O choque cultural era grande, também: “Era um navio com pessoas da Grécia, Romênia, Polônia, Indonésia, Filipinas… Isso dificultou um pouco [os relacionamentos], no começo”. No entanto, ele revelou que a comunicação em inglês não chegou a ser um problema considerável.
Os praticantes limpavam os próprios camarotes e roupas. “Afora os oficiais e chefes, os praticantes, a gente mesmo, que limpávamos os nossos camarotes; as roupas, nos primeiros quatro meses, a lavanderia ficava aberta de segunda a segunda; com a troca do chefe, abria depois só aos sábados e domingos; já aconteceu de eu perder os dias e ter que lavar no próprio camarote”, contou.
Rotina e Escala
A rotina, segundo o praticante, era ‘tranquila’. Ele realizava as suas principais atividades dentre 0800 e 1700, na maior parte dos dias. Nesse intervalo, havia pausa para o lanche da manhã às 1000, para almoço às 1200, com descanso até as 1300, e para o lanche da tarde, às 1500. O café da manhã ocorria de 0700 às 0800.
A praça de máquinas do navio é desguarnecida. Dessa forma, após as 1700, ele conta que ficava um oficial de sobreaviso até as 0800 do dia seguinte: “Se tivesse algum alarme, se desse para [o oficial] solucionar [sozinho], ele solucionava, se acontecesse alguma coisa muito grave, descia todo mundo para a praça de máquinas; aconteceu algumas vezes, o que é normal”.
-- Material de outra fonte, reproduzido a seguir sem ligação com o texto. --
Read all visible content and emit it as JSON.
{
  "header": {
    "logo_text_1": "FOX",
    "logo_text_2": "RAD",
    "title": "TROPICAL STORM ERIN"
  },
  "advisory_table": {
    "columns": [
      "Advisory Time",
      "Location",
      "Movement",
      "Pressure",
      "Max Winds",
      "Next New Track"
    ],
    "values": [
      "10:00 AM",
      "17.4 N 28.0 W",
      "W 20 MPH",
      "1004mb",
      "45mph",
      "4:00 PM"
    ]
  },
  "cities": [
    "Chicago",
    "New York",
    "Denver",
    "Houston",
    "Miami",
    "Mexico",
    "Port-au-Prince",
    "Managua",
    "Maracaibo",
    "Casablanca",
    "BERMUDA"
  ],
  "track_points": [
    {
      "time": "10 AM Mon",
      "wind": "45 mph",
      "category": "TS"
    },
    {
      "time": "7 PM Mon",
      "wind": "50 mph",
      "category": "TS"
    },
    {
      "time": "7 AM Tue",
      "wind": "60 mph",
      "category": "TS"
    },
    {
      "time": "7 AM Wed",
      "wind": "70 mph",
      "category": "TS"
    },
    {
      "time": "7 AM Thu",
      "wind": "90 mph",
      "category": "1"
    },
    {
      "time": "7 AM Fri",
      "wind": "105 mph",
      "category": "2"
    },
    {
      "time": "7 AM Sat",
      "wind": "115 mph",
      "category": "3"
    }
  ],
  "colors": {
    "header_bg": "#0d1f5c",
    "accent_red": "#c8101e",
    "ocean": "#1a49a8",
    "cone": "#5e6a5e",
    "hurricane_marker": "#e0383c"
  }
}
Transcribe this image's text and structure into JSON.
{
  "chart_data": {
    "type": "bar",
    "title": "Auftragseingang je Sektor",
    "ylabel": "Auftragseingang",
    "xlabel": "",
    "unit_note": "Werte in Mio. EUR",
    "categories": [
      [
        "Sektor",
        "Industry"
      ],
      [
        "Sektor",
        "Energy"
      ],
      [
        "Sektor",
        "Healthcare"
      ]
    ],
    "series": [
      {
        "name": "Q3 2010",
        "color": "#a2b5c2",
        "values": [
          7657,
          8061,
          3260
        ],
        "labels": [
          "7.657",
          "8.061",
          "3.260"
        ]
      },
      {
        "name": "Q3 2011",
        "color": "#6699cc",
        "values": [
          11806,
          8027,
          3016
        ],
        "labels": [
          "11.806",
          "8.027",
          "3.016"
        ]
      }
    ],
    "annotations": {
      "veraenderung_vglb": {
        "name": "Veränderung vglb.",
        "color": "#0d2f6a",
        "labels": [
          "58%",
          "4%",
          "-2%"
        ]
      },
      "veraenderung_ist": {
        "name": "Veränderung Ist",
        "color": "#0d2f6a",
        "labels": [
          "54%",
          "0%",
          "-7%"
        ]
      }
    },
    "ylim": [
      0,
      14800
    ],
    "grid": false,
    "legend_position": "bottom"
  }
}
Já nos finais de semana, era reduzido o serviço de 0800 às 1200. Nas subidas para Manaus, os quartos de serviço são obrigatórios.
A escala da V-Ships, segundo Cunha é de 60×60. Como ele não trocou de navio, revezou por 2 turmas. “No final agora eu voltei para a primeira turma que eu estava; foram duas turmas com muita afinidade.”
Incidentes
Cunha conta que, como praticante de máquinas, viveu três situações de incêndio a bordo, sendo o maior deles no MCP: “Foi algo inesperado; a gente ia para Belém, começou um barulho muito forte na praça de máquinas, saia fogo pelos sopradores auxiliares, pela turbina e o motor parou; gastamos apenas um extintor para combater, mas foi um momento de muita tensão.”
Aprendizado
Muitos afirmam que os navios mercantes são todos modernos; isso não é verídico
Para o maquinista, a experiência foi diferente do que imaginava, na EFOMM: “Muitas pessoas afirmavam que os navios de marinha mercante eram todos muito modernos; isso não é verídico”. Ele afirma que passou por momentos difíceis, que, inclusive, o fizeram querer desistir: “Eu fiz seis meses direto, então, foi [ainda mais] difícil”.
Apesar disso, o oficial ressaltou que houveram também muitos momentos positivos: “Consegui fazer uma outra família, no final; depois de todo esse sacrifício, vejo que foram testados muitos dos meus limites, até onde eu conseguiria chegar em questão de cansaço, de trabalho; eu vejo a minha passagem por essa embarcação como algo muito positivo, me fez ter um leque grande de aprendizagem.”
O importante na praticagem é o aprendizado
Para terminar, Cunha relata que muito se alegrou, dia 23, ao desembarcar, porque percebeu o quanto havia aprendido. “Hoje eu consigo ser um oficial preparado; posso dizer que sou uma pessoa com mais garra”, declarou. Para ele, o importante, na praticagem é o aprendizado: “No final de tudo, o que basta é o aprendizado”.